Killer Elite

Jason Statham and Clive Owen have both excelled at being entertaining in even their dumbest projects, from Statham's unfettered cool in something like Death Race to Owen's smarty-pants charm in something like The International. But none of it is any help in Killer Elite, a movie so sloppy and lowest-common-denominator that it's even got one of those lazy late-career Robert de Niro performances that, sadly, are a pretty sure indication of awfulness these days. Spanning many continents and a revenge plot that's silly beyond belief, Killer Elite masks the true story of a secret British spy ring with tedious, incomprehensible action.

In an utterly unnecessary prologue we learn that mercenary killer Danny (Statham) has learned everything he knows from Hunter (De Niro), so that when Hunter is kidnapped by mysterious Arab royalty, Danny abandons his hot Australian girlfriend (Yvonne Stahovski) and idyllic farm life to rescue him. Danny and Hunter's father-son relationship is sketchily laid out in the prologue so that we understand these killers feel real human emotion, I guess, but writer-director Gary McKendry could have gotten that across in three lines of dialogue if he had even an inch of storytelling skill. Anyway, Danny winds up in Oman to negotiate Hunter's release, and after one badass but failed attempt and breaking him out, agrees to the terms of the kidnapper, who turns out to be the Sheikh of Oman. Danny will travel to England and hunt down the members of the British elite forces (the SAS) who killed the King's sons during a secret war with Oman-- because apparently the rules of engagement during wartime don't count when you're rich with oil money and have scores to settle.

So off to England Danny goes, while Hunter hangs out in jail offscreen and De Niro collects a hefty paycheck for a few days worth of work. Unsurprisingly, Danny's targeted attacks on the former British soldiers start attracting the attention of a top-secret group of them, called The Feather Men, who sit around a boardroom table and let us know how secretive they are by saying things like "Remember, we are businessmen and bankers now; what we do here is illegal." The retired soldiers dispatch a slightly younger one, Spike (Clive Owen), to hunt down Danny, leading to a cat-and-mouse chase that might be thrilling if McKendry had any idea how to structure it that way.

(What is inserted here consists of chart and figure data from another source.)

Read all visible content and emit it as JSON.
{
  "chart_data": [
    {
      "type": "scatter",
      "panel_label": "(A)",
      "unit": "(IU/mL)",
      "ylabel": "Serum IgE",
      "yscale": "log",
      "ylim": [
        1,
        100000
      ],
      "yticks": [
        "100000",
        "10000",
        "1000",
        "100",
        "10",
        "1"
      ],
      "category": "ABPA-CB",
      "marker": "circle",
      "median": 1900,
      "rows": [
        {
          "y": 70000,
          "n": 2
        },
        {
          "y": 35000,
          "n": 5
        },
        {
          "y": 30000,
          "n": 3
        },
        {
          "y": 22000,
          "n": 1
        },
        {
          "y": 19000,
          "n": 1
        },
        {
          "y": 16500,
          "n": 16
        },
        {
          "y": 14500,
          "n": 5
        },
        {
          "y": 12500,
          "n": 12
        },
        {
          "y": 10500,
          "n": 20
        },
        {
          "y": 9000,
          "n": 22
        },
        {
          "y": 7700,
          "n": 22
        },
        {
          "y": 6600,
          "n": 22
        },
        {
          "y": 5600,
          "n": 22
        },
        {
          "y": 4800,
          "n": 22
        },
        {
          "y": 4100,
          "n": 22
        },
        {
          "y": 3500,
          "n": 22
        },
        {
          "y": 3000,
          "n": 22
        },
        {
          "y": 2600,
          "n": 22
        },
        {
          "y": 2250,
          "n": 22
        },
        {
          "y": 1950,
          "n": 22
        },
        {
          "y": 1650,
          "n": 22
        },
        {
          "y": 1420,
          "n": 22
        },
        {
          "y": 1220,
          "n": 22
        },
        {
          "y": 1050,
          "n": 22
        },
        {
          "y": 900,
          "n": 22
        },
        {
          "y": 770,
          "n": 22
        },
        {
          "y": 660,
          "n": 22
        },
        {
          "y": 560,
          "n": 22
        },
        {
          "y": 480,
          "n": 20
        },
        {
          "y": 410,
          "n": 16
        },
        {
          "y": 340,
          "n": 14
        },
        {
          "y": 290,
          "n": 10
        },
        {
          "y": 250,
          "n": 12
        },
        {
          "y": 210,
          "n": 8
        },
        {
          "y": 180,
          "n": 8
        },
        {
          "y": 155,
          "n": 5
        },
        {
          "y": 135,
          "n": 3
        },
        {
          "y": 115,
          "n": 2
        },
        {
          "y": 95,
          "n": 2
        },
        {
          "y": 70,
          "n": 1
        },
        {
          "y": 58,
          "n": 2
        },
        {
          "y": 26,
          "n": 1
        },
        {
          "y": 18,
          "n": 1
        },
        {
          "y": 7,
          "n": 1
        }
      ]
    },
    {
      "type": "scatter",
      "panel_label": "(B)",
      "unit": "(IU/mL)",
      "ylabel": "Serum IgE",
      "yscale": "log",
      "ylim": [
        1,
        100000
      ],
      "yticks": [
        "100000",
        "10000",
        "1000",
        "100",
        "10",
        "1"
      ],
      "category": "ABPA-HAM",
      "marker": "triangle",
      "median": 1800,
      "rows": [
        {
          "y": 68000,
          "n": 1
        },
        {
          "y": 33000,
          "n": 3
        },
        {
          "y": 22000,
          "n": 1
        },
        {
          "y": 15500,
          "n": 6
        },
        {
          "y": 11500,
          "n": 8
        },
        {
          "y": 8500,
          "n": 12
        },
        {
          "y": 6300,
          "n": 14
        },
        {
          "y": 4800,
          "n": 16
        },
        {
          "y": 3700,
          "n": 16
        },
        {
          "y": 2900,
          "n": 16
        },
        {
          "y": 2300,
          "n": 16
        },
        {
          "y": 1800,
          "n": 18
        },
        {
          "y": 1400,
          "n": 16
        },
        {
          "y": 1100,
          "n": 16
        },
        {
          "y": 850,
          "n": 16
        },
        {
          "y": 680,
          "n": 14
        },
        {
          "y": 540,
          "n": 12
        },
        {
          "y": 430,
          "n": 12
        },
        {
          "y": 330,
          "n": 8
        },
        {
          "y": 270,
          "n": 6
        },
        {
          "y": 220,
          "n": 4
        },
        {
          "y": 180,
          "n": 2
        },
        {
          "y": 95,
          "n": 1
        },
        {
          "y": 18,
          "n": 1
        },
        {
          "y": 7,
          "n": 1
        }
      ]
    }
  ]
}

Ads for Killer Elite have promised showdowns between Owen and Statham, and we get one, but only in the last half hour of the film. Before then they both wander through spy movie setups we've seen so many times before-- the carefully executed hit, the mysterious taunting phone call to your enemy, the hugely improbable rooftop chase-- with both Statham and Owen expending a lot of loose cannon charisma that the story never takes advantage of. They really are great when they face each other, and even McKendry's herky-jerky action directing style can't mask the fact that they're two professionals who enjoy kicking each other in the face and trading quips. But there's precious little of that strewn amid a story that goes everywhere you expect it to go, and nowhere worth going at all.